25. Rond middernacht baden Paulus en Silas en zongen lofliederen voor God. De gevangenen luisterden naar hen.
26. Plotseling was er een zware aardbeving waarvan de hele gevangenis op zijn fundamenten schudde. Alle deuren gingen open en de boeien van alle gevangenen raakten los.
27. De cipier, die wakker was geworden en de deuren van de gevangenis zag openstaan, trok zijn zwaard om zichzelf van het leven te beroven, omdat hij dacht dat de gevangenen waren ontsnapt.
28. Maar Paulus riep luid: "Doe jezelf geen kwaad, want we zijn allemaal hier!"
29. De cipier liet licht brengen, rende naar binnen en wierp zich hevig bevend voor Paulus en Silas neer.
30. Hij bracht hen naar buiten en zei: "Heren, wat moet ik doen om gered te worden?"
31. Ze antwoordden: "Geloof in de Heer Jezus Christus, dan zullen jij en je hele huis worden gered."
32. En ze maakten hem en iedereen in zijn huis het woord van de Heer bekend.
33. Nog in datzelfde nachtelijk uur nam hij hen mee, waste hun striemen en liet zich dopen, samen met zijn hele gezin.

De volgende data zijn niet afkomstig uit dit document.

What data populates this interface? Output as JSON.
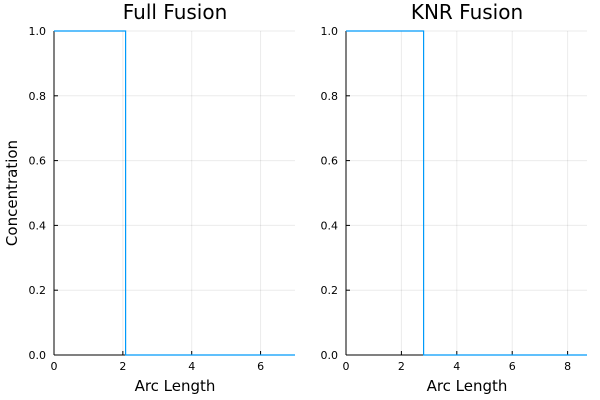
{
  "series_color": "#009af9",
  "chart_data": [
    {
      "type": "line",
      "title": "Full Fusion",
      "xlabel": "Arc Length",
      "ylabel": "Concentration",
      "xlim": [
        0,
        7
      ],
      "ylim": [
        0,
        1
      ],
      "xticks": [
        0,
        2,
        4,
        6
      ],
      "yticks": [
        0.0,
        0.2,
        0.4,
        0.6,
        0.8,
        1.0
      ],
      "xtick_labels": [
        "0",
        "2",
        "4",
        "6"
      ],
      "ytick_labels": [
        "0.0",
        "0.2",
        "0.4",
        "0.6",
        "0.8",
        "1.0"
      ],
      "grid": true,
      "series": [
        {
          "x": [
            0,
            2.08,
            2.08,
            7
          ],
          "y": [
            1,
            1,
            0,
            0
          ]
        }
      ]
    },
    {
      "type": "line",
      "title": "KNR Fusion",
      "xlabel": "Arc Length",
      "ylabel": "",
      "xlim": [
        0,
        8.7
      ],
      "ylim": [
        0,
        1
      ],
      "xticks": [
        0,
        2,
        4,
        6,
        8
      ],
      "yticks": [
        0.0,
        0.2,
        0.4,
        0.6,
        0.8,
        1.0
      ],
      "xtick_labels": [
        "0",
        "2",
        "4",
        "6",
        "8"
      ],
      "ytick_labels": [
        "0.0",
        "0.2",
        "0.4",
        "0.6",
        "0.8",
        "1.0"
      ],
      "grid": true,
      "series": [
        {
          "x": [
            0,
            2.8,
            2.8,
            8.7
          ],
          "y": [
            1,
            1,
            0,
            0
          ]
        }
      ]
    }
  ]
}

Paulus en Silas weer vrijgelaten34. Hij bracht hen naar zijn huis en zette hun een maaltijd voor, vol blijdschap dat hij en zijn huis tot geloof in God waren gekomen.
35. Toen het dag was geworden, stuurden de stadsbestuurders gerechtsdienaren naar de gevangenis met het bericht: "Laat die mannen vrij."
36. De cipier bracht dit aan Paulus over en zei: "De stadsbestuurders hebben laten weten dat jullie vrijgelaten moeten worden. Jullie kunnen dus gaan. Het ga jullie goed."
37. Maar Paulus antwoordde: "Ze hebben ons, ook al zijn wij Romeinen, zonder enige vorm van proces in het openbaar stokslagen gegeven en ons gevangengezet. Willen ze ons dan nu zomaar vrijlaten, zonder dat iemand het weet? Dat gaat zomaar niet! Laten ze zelf komen en ons naar buiten brengen!"
38. De gerechtsdienaren brachten hun woorden over aan de stadsbestuurders. Deze schrokken toen ze hoorden dat zij Romeinen waren.
39. Ze kwamen naar de gevangenis, boden hun verontschuldigingen aan, brachten hen naar buiten en verzochten hun de stad te verlaten.
40. Na hun vertrek uit de gevangenis gingen ze naar het huis van Lydia. Ze ontmoetten de broeders en zusters en bemoedigden hen. Daarna verlieten ze de stad.